Hi! I have a question on the calculations of the torque in your tutorial. How can you say that the torque of the joint motor is working in one direction (counterclockwise), while the motor actually creates a torque in the opposite directions for the links attached on each side?

@IHaveAQuestion, we are not sure we understand your question. The torque direction is different on each side. On the left it is counterclockwise but on the right it is clockwise. It is just that, by convention, you will have positive torque value on the left side and negative torque values on the right side.

Hi! Thank you for great tutorial.
I have a question regarding base motors. Why do we only do calculations for vertically moving motors and not for horizontally rotating one?

Hi! Thank you for step by step guide!
I have a question regarding torque. I have a 2DOF hexapod. One of servos makes leg move horizontally, another one makes it move vertically. So during torque calculation I will have both T1 and T2, right?

@Shineelove T5 and T6 give a bit of an overview of the torque needed by the “horizontal” motors; these are only really needed when walking up or down an incline. Normally if you reuse any of the motors used for vertical motion in this position, it will provide enough torque. It’s a bit of a simplification, but makes calculations and experimentation significantly easier.

@shineelove Correct. the torque required to keep the robot’s body at a height above the ground will be greater than than used to propel it in parallel to the ground. To make things easy, it’s best to simply use 12 identical motors.

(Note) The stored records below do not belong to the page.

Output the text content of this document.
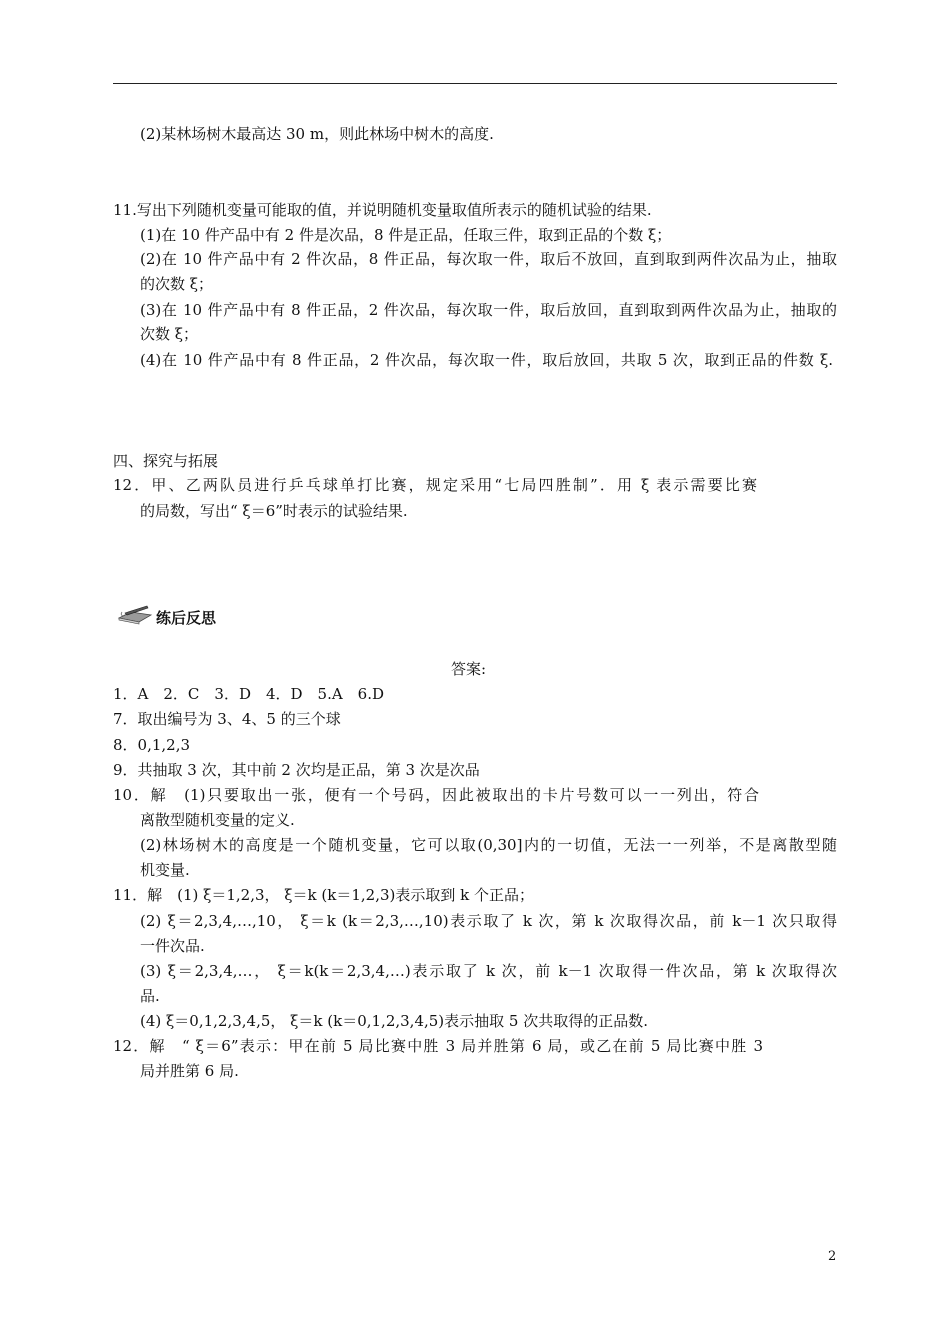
(2)某林场树木最高达 30 m，则此林场中树木的高度.
11.写出下列随机变量可能取的值，并说明随机变量取值所表示的随机试验的结果.
(1)在 10 件产品中有 2 件是次品，8 件是正品，任取三件，取到正品的个数 ξ；
(2)在 10 件产品中有 2 件次品，8 件正品，每次取一件，取后不放回，直到取到两件次品为止，抽取
的次数 ξ；
(3)在 10 件产品中有 8 件正品，2 件次品，每次取一件，取后放回，直到取到两件次品为止，抽取的
次数 ξ；
(4)在 10 件产品中有 8 件正品，2 件次品，每次取一件，取后放回，共取 5 次，取到正品的件数 ξ.
四、探究与拓展
12．甲、乙两队员进行乒乓球单打比赛，规定采用“七局四胜制”．用 ξ 表示需要比赛
的局数，写出“ ξ＝6”时表示的试验结果.
练后反思
答案:
1．A　2．C　3．D　4．D　5.A　6.D
7．取出编号为 3、4、5 的三个球
8．0,1,2,3
9．共抽取 3 次，其中前 2 次均是正品，第 3 次是次品
10．解　(1)只要取出一张，便有一个号码，因此被取出的卡片号数可以一一列出，符合
离散型随机变量的定义.
(2)林场树木的高度是一个随机变量，它可以取(0,30]内的一切值，无法一一列举，不是离散型随
机变量.
11．解　(1) ξ＝1,2,3， ξ＝k (k＝1,2,3)表示取到 k 个正品；
(2) ξ＝2,3,4,…,10， ξ＝k (k＝2,3,…,10)表示取了 k 次，第 k 次取得次品，前 k－1 次只取得
一件次品.
(3) ξ＝2,3,4,…， ξ＝k(k＝2,3,4,…)表示取了 k 次，前 k－1 次取得一件次品，第 k 次取得次
品.
(4) ξ＝0,1,2,3,4,5， ξ＝k (k＝0,1,2,3,4,5)表示抽取 5 次共取得的正品数.
12．解　“ ξ＝6”表示：甲在前 5 局比赛中胜 3 局并胜第 6 局，或乙在前 5 局比赛中胜 3
局并胜第 6 局.
2
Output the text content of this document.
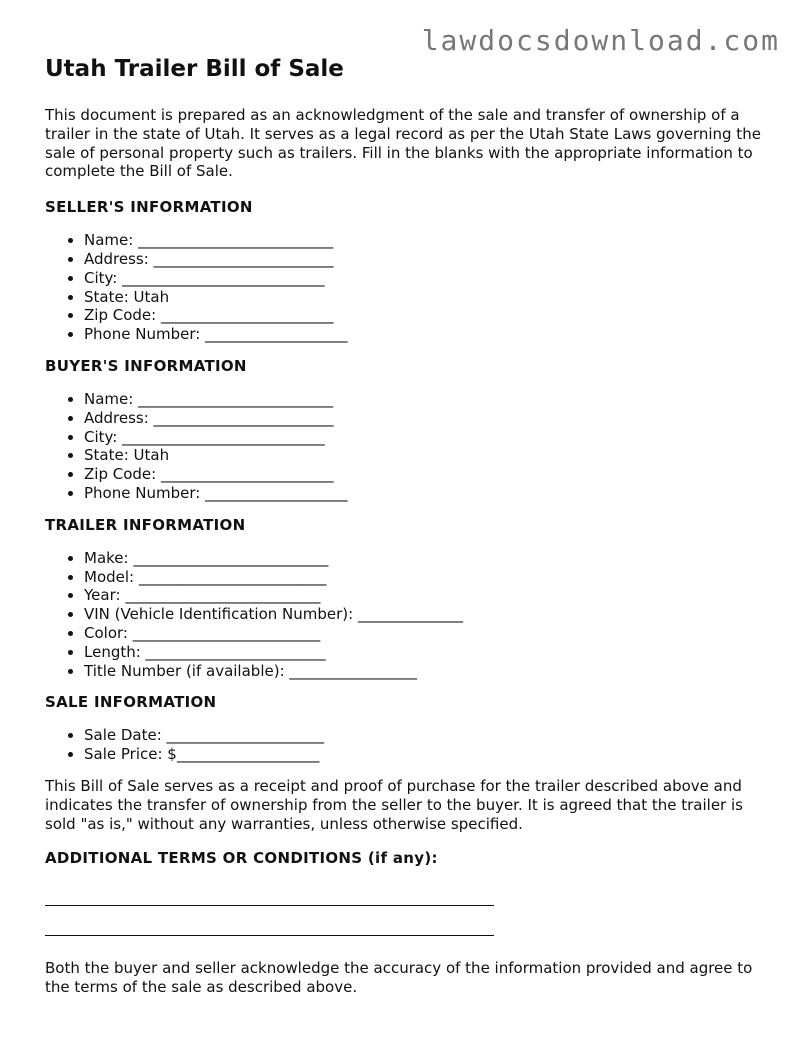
lawdocsdownload.com
Utah Trailer Bill of Sale

This document is prepared as an acknowledgment of the sale and transfer of ownership of a trailer in the state of Utah. It serves as a legal record as per the Utah State Laws governing the sale of personal property such as trailers. Fill in the blanks with the appropriate information to complete the Bill of Sale.

SELLER'S INFORMATION
• Name: __________________________
• Address: ________________________
• City: ___________________________
• State: Utah
• Zip Code: _______________________
• Phone Number: ___________________
BUYER'S INFORMATION
• Name: __________________________
• Address: ________________________
• City: ___________________________
• State: Utah
• Zip Code: _______________________
• Phone Number: ___________________
TRAILER INFORMATION
• Make: __________________________
• Model: _________________________
• Year: __________________________
• VIN (Vehicle Identification Number): ______________
• Color: _________________________
• Length: ________________________
• Title Number (if available): _________________
SALE INFORMATION
• Sale Date: _____________________
• Sale Price: $___________________

This Bill of Sale serves as a receipt and proof of purchase for the trailer described above and indicates the transfer of ownership from the seller to the buyer. It is agreed that the trailer is sold "as is," without any warranties, unless otherwise specified.

ADDITIONAL TERMS OR CONDITIONS (if any):

Both the buyer and seller acknowledge the accuracy of the information provided and agree to the terms of the sale as described above.
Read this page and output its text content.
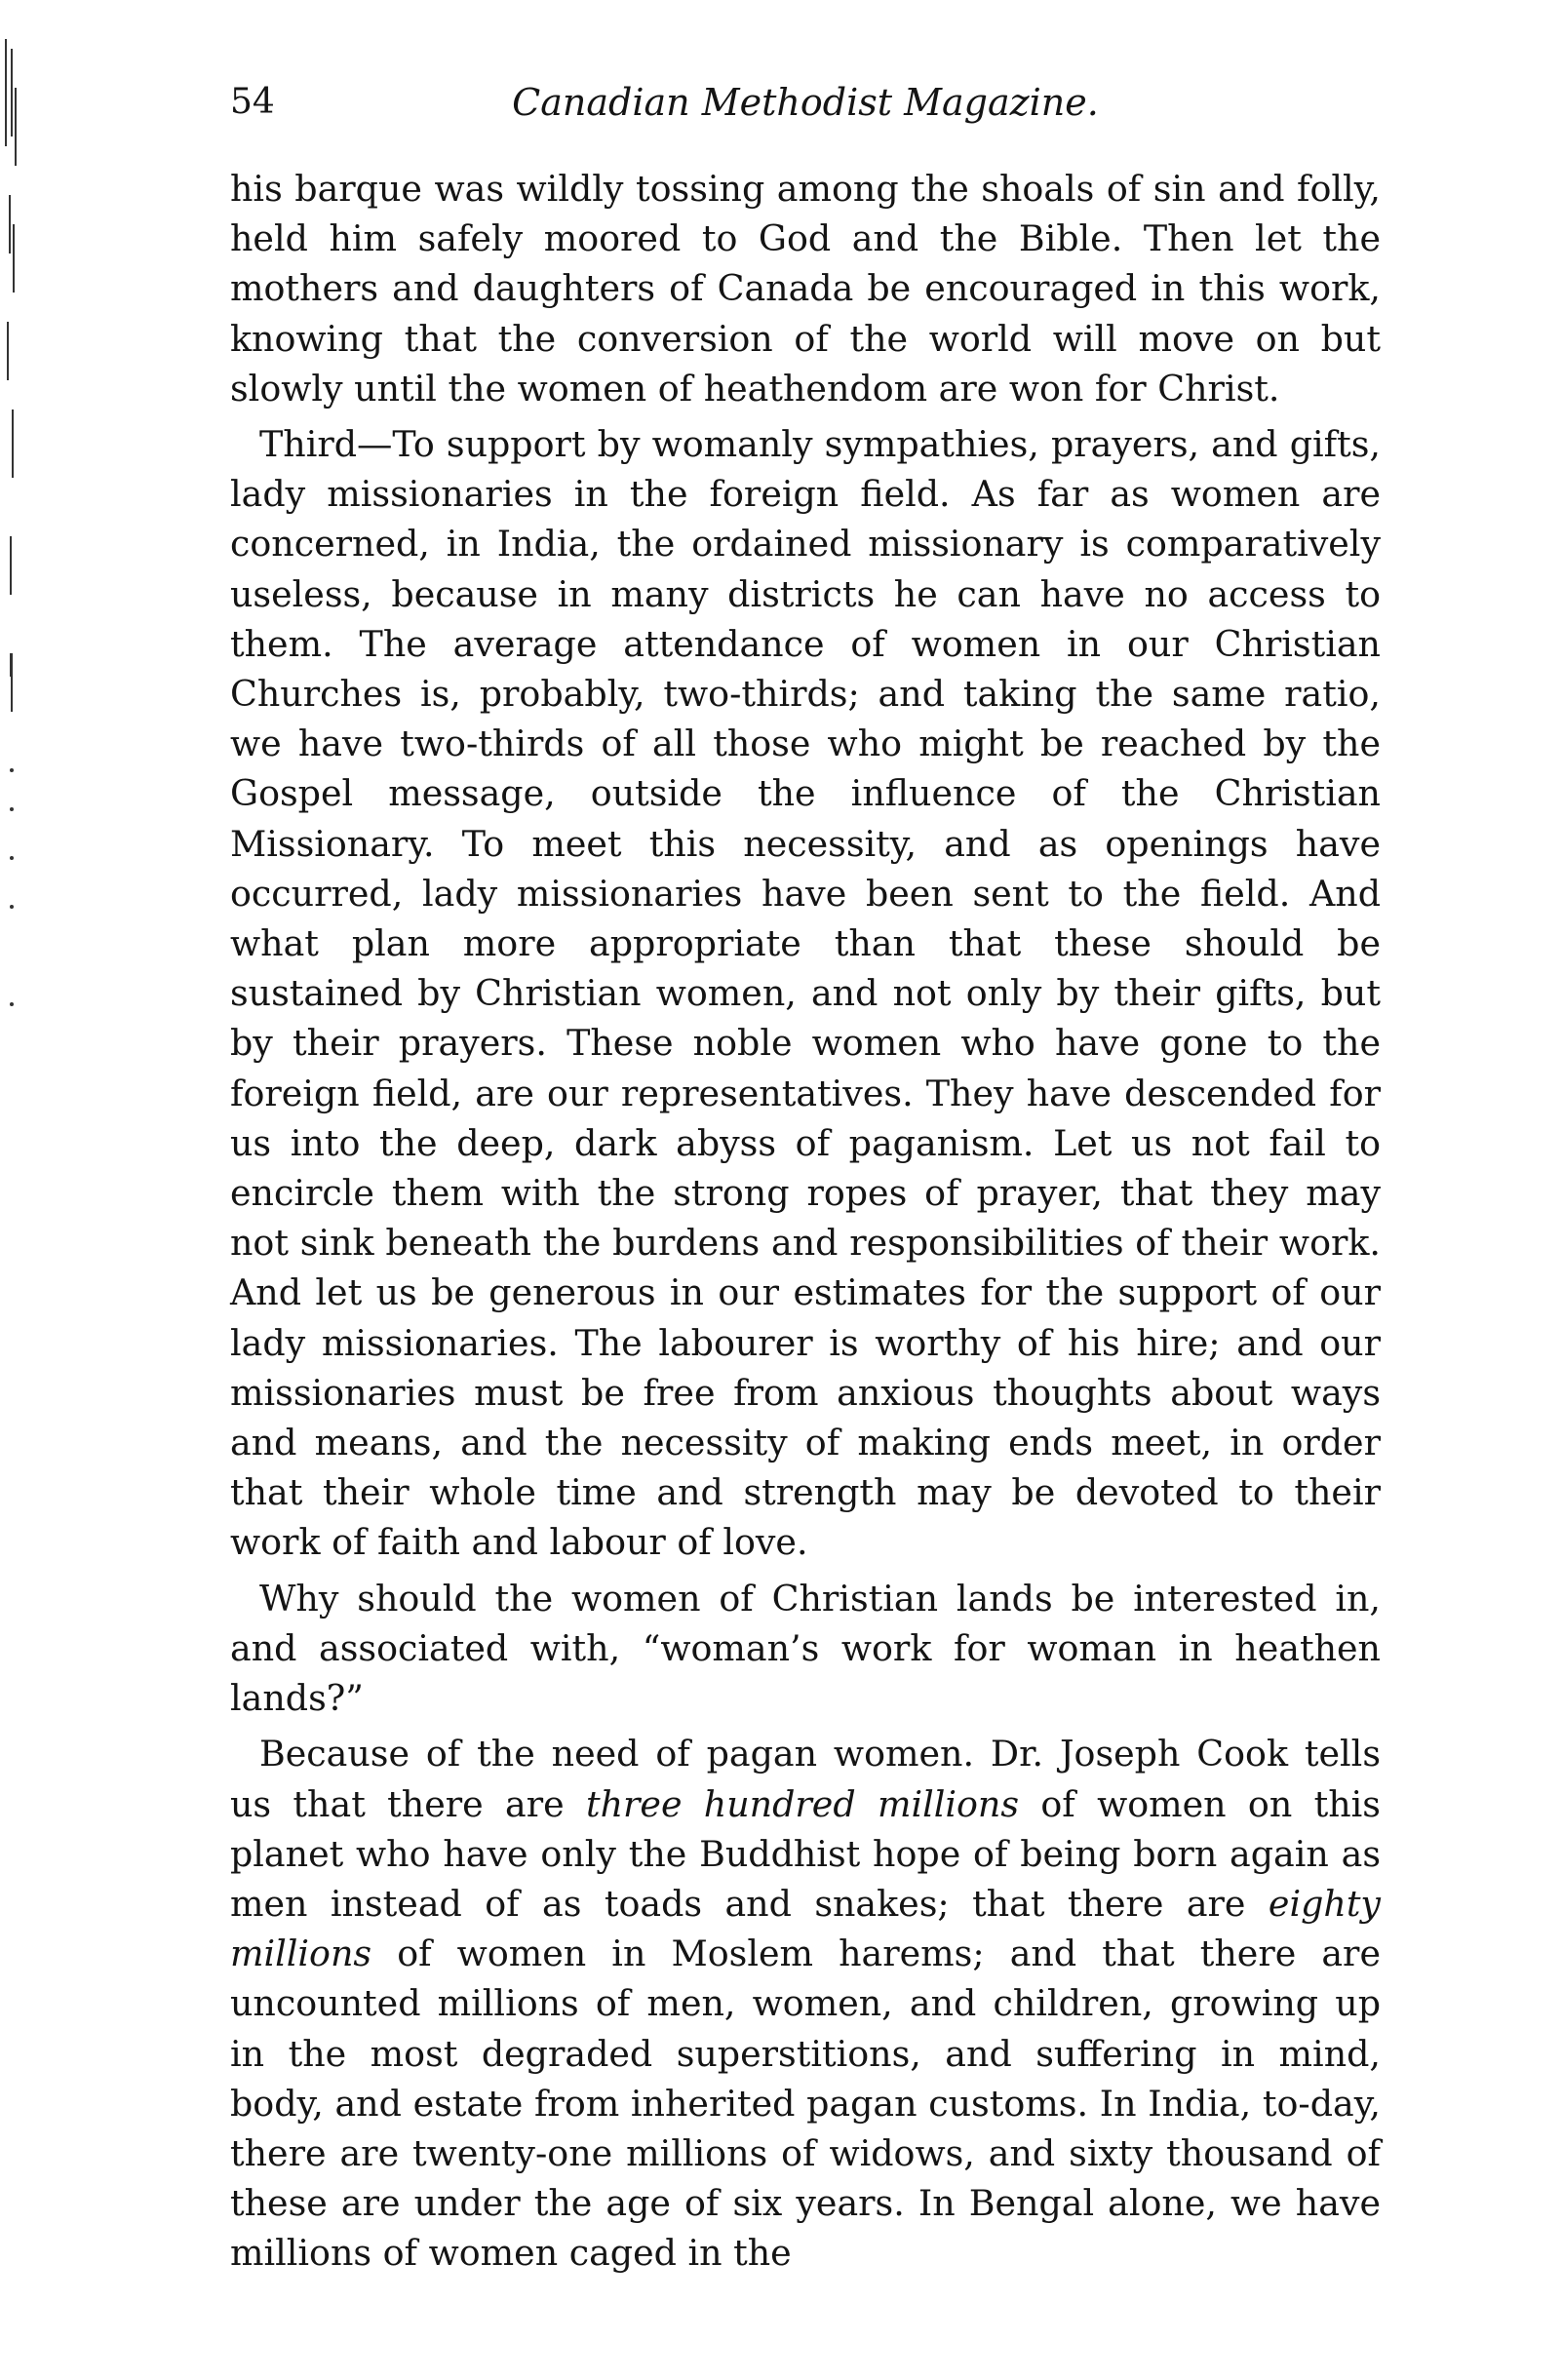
54	Canadian Methodist Magazine.

his barque was wildly tossing among the shoals of sin and folly, held him safely moored to God and the Bible. Then let the mothers and daughters of Canada be encouraged in this work, knowing that the conversion of the world will move on but slowly until the women of heathendom are won for Christ.

Third—To support by womanly sympathies, prayers, and gifts, lady missionaries in the foreign field. As far as women are concerned, in India, the ordained missionary is comparatively useless, because in many districts he can have no access to them. The average attendance of women in our Christian Churches is, probably, two-thirds; and taking the same ratio, we have two-thirds of all those who might be reached by the Gospel message, outside the influence of the Christian Missionary. To meet this necessity, and as openings have occurred, lady missionaries have been sent to the field. And what plan more appropriate than that these should be sustained by Christian women, and not only by their gifts, but by their prayers. These noble women who have gone to the foreign field, are our representatives. They have descended for us into the deep, dark abyss of paganism. Let us not fail to encircle them with the strong ropes of prayer, that they may not sink beneath the burdens and responsibilities of their work. And let us be generous in our estimates for the support of our lady missionaries. The labourer is worthy of his hire; and our missionaries must be free from anxious thoughts about ways and means, and the necessity of making ends meet, in order that their whole time and strength may be devoted to their work of faith and labour of love.

Why should the women of Christian lands be interested in, and associated with, “woman’s work for woman in heathen lands?”

Because of the need of pagan women. Dr. Joseph Cook tells us that there are three hundred millions of women on this planet who have only the Buddhist hope of being born again as men instead of as toads and snakes; that there are eighty millions of women in Moslem harems; and that there are uncounted millions of men, women, and children, growing up in the most degraded superstitions, and suffering in mind, body, and estate from inherited pagan customs. In India, to-day, there are twenty-one millions of widows, and sixty thousand of these are under the age of six years. In Bengal alone, we have millions of women caged in the
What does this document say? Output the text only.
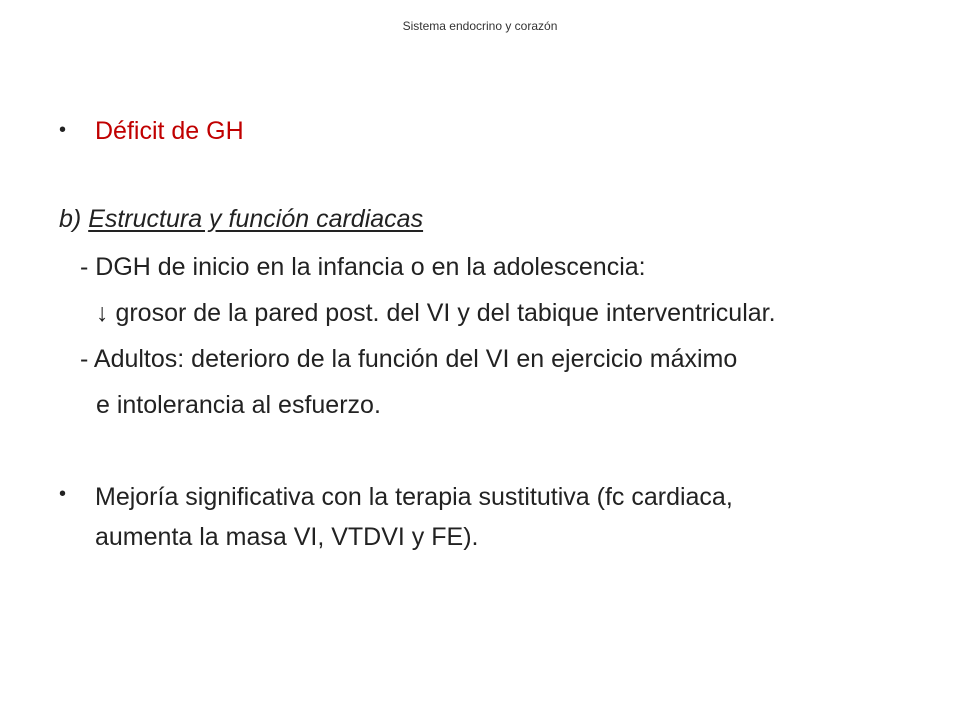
Sistema endocrino y corazón
• Déficit de GH
b) Estructura y función cardiacas
- DGH de inicio en la infancia o en la adolescencia:
↓ grosor de la pared post. del VI y del tabique interventricular.
- Adultos: deterioro de la función del VI en ejercicio máximo
e intolerancia al esfuerzo.
• Mejoría significativa con la terapia sustitutiva (fc cardiaca,
aumenta la masa VI, VTDVI y FE).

Hi, thank you so much for the formula. Just a precision, what unit of calculation are you using for the actuators and links? in oz? gram? mm? cm? Thanks in advance.

@Samsara The tutorial does not make use of units - it’s equation-based. W is a measure of “weight”, L is a length, N is a force and the units of T are force times a distance. We suggest using similar units when doing your calculations (imperial vs metric etc).